There’s a lot of human error in beer.
Your buddy’s home brew is never as good as he says it is. The market is awash with bad beer choices. And for the love of hops, Chad, stop leaving half-empties on the coffee table.
Then there’s the problem of delivering your suds from farm to table. It’s been a banner year for beer truck rollovers, meaning pallets of your favorite cold ones are kissing the pavement before kissing your lips. Not good.

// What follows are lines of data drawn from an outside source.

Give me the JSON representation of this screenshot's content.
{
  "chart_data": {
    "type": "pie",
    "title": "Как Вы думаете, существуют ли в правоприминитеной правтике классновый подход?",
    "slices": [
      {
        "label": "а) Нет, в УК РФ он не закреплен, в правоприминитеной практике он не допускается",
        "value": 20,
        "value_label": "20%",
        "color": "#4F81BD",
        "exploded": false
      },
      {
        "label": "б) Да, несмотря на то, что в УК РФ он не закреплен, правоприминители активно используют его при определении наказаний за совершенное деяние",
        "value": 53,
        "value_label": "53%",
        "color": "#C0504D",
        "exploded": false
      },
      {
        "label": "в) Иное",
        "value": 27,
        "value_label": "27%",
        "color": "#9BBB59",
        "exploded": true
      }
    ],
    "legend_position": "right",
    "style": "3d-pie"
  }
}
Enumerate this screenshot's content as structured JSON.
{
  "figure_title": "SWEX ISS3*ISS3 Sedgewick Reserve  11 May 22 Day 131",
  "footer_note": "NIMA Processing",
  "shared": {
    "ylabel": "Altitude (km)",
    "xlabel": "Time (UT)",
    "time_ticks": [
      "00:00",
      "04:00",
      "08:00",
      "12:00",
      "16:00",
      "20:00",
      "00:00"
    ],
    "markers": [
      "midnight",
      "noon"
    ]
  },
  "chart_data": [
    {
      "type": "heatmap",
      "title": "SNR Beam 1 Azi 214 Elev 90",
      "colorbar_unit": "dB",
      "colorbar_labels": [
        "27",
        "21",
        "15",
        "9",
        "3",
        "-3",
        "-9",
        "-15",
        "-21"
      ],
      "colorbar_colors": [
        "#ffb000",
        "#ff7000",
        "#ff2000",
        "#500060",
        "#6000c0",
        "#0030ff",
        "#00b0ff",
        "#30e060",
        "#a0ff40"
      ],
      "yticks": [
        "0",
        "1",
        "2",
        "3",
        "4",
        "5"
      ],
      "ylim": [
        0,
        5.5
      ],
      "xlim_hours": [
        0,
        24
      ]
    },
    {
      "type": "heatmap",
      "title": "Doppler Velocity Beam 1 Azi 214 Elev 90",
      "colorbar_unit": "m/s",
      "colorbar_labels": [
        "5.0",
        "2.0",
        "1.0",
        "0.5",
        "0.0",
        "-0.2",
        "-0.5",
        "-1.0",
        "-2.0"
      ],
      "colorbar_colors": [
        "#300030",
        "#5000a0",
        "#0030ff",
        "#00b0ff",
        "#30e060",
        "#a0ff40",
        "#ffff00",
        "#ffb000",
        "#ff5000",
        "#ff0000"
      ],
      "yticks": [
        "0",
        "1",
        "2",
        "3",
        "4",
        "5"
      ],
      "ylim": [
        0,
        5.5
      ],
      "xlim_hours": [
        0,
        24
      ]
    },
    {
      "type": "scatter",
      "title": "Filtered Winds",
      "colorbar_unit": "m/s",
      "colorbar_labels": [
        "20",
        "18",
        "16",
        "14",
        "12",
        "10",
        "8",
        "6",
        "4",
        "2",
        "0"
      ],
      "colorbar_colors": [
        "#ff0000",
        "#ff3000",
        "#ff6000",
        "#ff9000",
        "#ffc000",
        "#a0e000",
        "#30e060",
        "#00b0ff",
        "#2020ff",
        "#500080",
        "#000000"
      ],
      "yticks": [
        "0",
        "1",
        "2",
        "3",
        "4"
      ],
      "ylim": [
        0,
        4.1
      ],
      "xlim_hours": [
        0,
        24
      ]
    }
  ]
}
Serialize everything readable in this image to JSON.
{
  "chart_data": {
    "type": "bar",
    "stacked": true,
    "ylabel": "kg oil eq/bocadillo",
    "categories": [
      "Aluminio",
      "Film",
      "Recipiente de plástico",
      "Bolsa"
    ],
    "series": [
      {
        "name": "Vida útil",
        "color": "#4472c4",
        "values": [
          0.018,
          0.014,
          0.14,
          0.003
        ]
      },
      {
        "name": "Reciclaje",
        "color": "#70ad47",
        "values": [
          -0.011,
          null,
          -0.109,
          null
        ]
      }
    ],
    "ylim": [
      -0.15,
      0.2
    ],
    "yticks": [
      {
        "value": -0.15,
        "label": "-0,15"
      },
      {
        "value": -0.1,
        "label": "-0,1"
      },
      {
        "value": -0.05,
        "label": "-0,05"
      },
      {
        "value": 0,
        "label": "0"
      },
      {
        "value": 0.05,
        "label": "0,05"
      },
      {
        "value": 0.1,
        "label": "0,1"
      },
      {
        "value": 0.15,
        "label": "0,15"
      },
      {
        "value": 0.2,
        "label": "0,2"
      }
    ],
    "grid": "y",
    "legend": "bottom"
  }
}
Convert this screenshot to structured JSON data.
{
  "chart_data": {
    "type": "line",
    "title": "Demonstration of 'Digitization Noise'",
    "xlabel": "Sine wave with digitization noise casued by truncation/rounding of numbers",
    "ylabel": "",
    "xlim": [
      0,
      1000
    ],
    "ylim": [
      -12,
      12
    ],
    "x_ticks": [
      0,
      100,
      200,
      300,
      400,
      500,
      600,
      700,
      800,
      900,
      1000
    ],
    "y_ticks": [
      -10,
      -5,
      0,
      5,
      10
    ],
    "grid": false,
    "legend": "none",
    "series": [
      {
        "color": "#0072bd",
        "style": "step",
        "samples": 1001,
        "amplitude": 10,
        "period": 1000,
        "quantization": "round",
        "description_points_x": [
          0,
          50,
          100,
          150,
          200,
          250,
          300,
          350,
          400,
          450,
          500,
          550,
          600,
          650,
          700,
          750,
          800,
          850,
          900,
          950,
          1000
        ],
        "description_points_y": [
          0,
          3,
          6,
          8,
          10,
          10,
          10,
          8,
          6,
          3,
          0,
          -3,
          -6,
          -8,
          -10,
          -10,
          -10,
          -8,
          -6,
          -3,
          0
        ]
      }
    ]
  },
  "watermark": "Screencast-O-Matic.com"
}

Luckily, our friendly robot overlords are about to take control of the situation. Anheuser-Busch claims it completed the world’s first commercial shipment of beer in a self-driving truck, partnering with Uber’s startup Otto to deliver 2,000 cases of Budweiser about 120 miles in Colorado from Fort Collins to Colorado Springs.
“This was not only a historical moment for technology-wise, but also a historical moment business-wise: It was the first ever, as far as I know, paid commercial self-driving delivery,” Lior Ron, co-founder of San Franciscso-based Otto, told Forbes.
The truck had a professional driver on board to correct any errors ― though the companies boast that he never had to. But the real win here was navigating Interstate 25 for 120 miles without ruining the precious cargo, like so many human drivers have done.
Anheuser-Busch and Otto ― which was bought by ride-hailing giant Uber for a reported $680 million in August ― stated in a press release that they wanted to deploy the technology across the brewer’s fleet to reduce human error and give drivers a rest.
And they probably need it. Anheuser-Busch logs 453 million miles annually, Forbes reports, and delivers 1.2 million shipments.
A full fleet of self-driving commercial vehicles may still be a way off. Robots eventually will drive more safely than humans ― 94 percent of collisions are due to human error, after all ― but self-driving and “autopilot” features are still getting their kinks worked out.